I don't think you have that right. I read it as that kind of behavior modification isn't done that often after load time. During load time, all sorts of shenanigans are going on (monkey patching, etc.)
Well, you're right about that distinction-- but from your comment "only on Tuesdays" I understood you were talking about behaviour modification some time after "load time". Also keep in mind the first paper cited in the article (profile-guided inference) actually points out that in most cases, "load time" can be inferred nearly statically-- as in, you would not need to run a test suite, you would only need to "load" the base code. This is a feasible task, in most cases.
For what it's worth, the main points of the article are fairly similar to our reasoning behind the Gosu language's design: type inference helps alleviate a lot (not all, but a lot) of the pain of having to write type annotations in languages like Java, and the addition of the ability to do some kinds of metaprogramming at load time (but not at runtime) gives you a lot of the benefits of the sorts of metaprogramming you traditionally do in a dynamic language like Ruby (again, not all, but a lot of the typical use cases).
The problem with java isn't static typing, checked exceptions, XML configuration, type erasure, lack of lambdas, lack of closures, EJB 1.0, 2.0, 3.0, J2EE, JSP, servlets, servlet containers, etc. The problem is ALL of those problems combined. It tries to be everything to everyone, and turns out to be just a pain in the ass to everyone.
Every year they redo the entire infrastructure trying to do something that doesn't suck. I gave up in 2003 and never looked back. Every time I see the code for a java web project, or talk to java devs about the issues they face I want to throw up in my mouth a little. If the language is so great why is half the code written in XML, if I wanted to write code in XML, I'd use XSL.
I don't use ruby because dynamic coding / dynamic typing is a panacea, I use ruby because most of the infrastructure is designed to do something useful out of the box with no configuration. If I want it to do something more, I configure.
I'd use F#/ASP.NET MVC/nhaml in a heartbeat over ruby/RoR if all the gems and things that make life easy were readily available. I really don't think ruby is that great of a language, but the gems, rails, etc are awesome enough that I'll put up with the things I don't like.

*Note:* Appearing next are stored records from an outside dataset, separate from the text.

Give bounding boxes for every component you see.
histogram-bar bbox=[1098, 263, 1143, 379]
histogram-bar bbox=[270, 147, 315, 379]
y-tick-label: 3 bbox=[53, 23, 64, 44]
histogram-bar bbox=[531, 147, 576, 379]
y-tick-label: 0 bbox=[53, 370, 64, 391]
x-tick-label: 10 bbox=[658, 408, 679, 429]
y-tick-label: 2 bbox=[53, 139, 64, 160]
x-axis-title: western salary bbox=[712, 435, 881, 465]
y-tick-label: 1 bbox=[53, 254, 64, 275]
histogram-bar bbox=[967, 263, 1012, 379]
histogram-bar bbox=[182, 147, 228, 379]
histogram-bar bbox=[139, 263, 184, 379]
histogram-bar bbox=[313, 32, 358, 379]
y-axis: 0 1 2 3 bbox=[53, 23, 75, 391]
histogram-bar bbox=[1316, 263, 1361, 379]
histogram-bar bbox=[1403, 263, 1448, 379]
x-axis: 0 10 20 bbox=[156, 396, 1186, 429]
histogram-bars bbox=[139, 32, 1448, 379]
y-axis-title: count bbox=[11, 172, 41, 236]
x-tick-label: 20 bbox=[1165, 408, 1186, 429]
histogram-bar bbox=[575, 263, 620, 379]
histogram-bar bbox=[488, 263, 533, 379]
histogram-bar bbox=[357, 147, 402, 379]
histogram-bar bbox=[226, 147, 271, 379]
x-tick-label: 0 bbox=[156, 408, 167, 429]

I'd prefer that people in the java mindset who think I'm too lazy to type keep thinking that and keep their mindset away from any API/gem/module/library I use. Please for the love of god keep thinking the reason I don't use java is that I'm too lazy to type.
JSRs, JCPs, reference implementations, TCKs, JDKs, J2EE, J2SE, J2ME, etc, they are wonderful, I'm so jealous. Unfortunately, I'm just too lazy to type to experience all the wonderful benefits of such technology, so you'll have to keep all that wonderful technology all to yourselves and away from my crappy dynamically programmed, eval'd, dynamically typed, slow & bloated code.
I wonder what the performance benefit of adding optional type hints to ruby or python would be.
Read the Starkiller dissertaion (for Python): http://citeseerx.ist.psu.edu/viewdoc/download?doi=10.1.1.90....
The compiler gives enormous optimizations for certain (admittedly extremely specialized) numerically intensive programs / calculations. Of course, if the compiler was developed further (it might be, actually), you'd probably see optimizations for larger sets of programs.
'Too lazy' makes it sound negative. The fact that we can mine types from production runs can mean less work for us and a more fluid design style.
For what it's worth, I think run-time data mining has the potential to transform the industry.